In a 2015 study that I authored for the Joint Center for Political and Economic Studies, I found that out of the 336 most senior staffers in the Senate, only 24 were people of color. Although people of color make up over one third of the American population, they represented approximately 7 percent of the top staffers in the Senate. This inequality is even more disconcerting when you consider people of color are missing from top staff positions in Senate offices that represent large Black and Latino populations. In the top 10 States where African Americans represent 17 to almost 38 percent of the population, black staffers only accounted for 1.7 percent of the total top staff positions in those U.S. Senate offices in Washington, D.C. Latino representation fared slightly better, with Latino staffers holding 8.5 percent of available top positions in Senate offices from the top 10 states where Latinos make up from 15 to 46 percent of the population. My findings show that the lack of diversity in the Senate is not a Democratic or Republican issue, but represents an institutional failure to incorporate women of all backgrounds and men of color into key staff positions.
When Glenn called Congress a plantation nearly four decades ago, he did not do so lightly, as he understood the symbolic importance and political necessity of having an equal and representative legislative workforce. Congressional staff are the invisible force in American policymaking. When constituents write a letter to their representative or senator, it is the staff that writes back. When lobbyists meet with congressional offices, they most often meet with staff that work on the issues related to their agenda. When a senator speaks during a hearing, it is the staff that has prepared their remarks. In fact, it is staff who has organized the entire hearing. This is not to suggest that Members of Congress are not the principal actors in the Capitol. Members of Congress make their own final decisions on legislation, but it is their staffers who present options and recommendations, construct agendas, and implement decisions. If there are only a few senior staffers of color in the Senate, how can we ensure communities of color issues will be heard and understood?

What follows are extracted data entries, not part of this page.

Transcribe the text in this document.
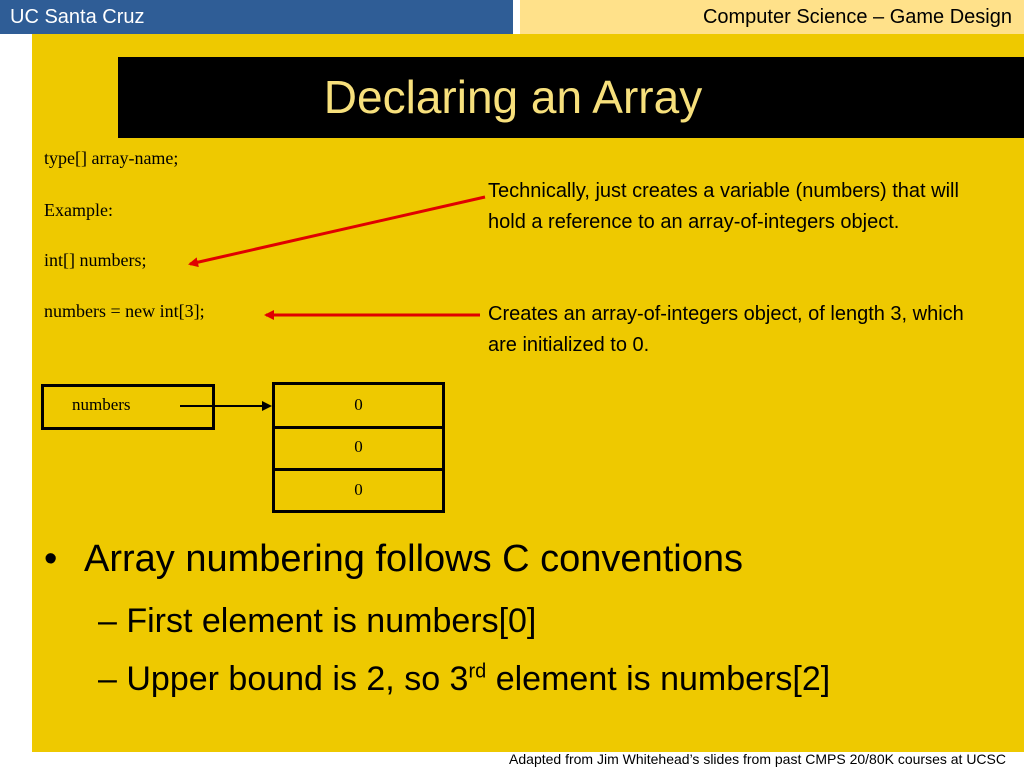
UC Santa Cruz	Computer Science – Game Design
Declaring an Array
type[] array-name;
Example:
int[] numbers;
numbers = new int[3];
Technically, just creates a variable (numbers) that will hold a reference to an array-of-integers object.
Creates an array-of-integers object, of length 3, which are initialized to 0.
numbers	0
0
0
• Array numbering follows C conventions
– First element is numbers[0]
– Upper bound is 2, so 3rd element is numbers[2]
Adapted from Jim Whitehead’s slides from past CMPS 20/80K courses at UCSC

As an institution that is supposed to represent the interests of the nation, more than any other branch of government, it is problematic that the congressional workplace does not resemble the diversity of the nation. The lack of diversity that is pervasive throughout the congressional workforce robs the institution of legitimacy and affords little confidence in Congress’ ability to govern an increasingly diverse citizenry. The first step to fixing this problem is to establish a bipartisan office of diversity to collect resumes of qualified applicants of color, screen candidates, and help Senate offices fill vacancies. In addition, Republicans and Democrats must ensure that this office has the resources to help fill senior level appointments.
But, perhaps most importantly and as I learned during this research, Congress must be transparent about who works on Capitol Hill. The persistence of racial inequality in the Capitol is undoubtedly linked to Congress’ unwillingness to collect important demographic information about its employees. Without data, there can be no accountability. To achieve racial equality in the congressional workforce, Congress must act to end its own double standard, which allows it operate as a privileged workplace with its own set of rules.
John Glenn reminded millions of Americans of the United States’ ability to do the impossible. We should honor his legacy by doing the improbable, promoting fairness and equality in the Senate workplace. This would make the Senate worthy of the designation of the “World’s greatest deliberate body” and close its long and overdue chapter as the “Last Plantation.”
The views expressed by authors are their own and not the views of The Hill.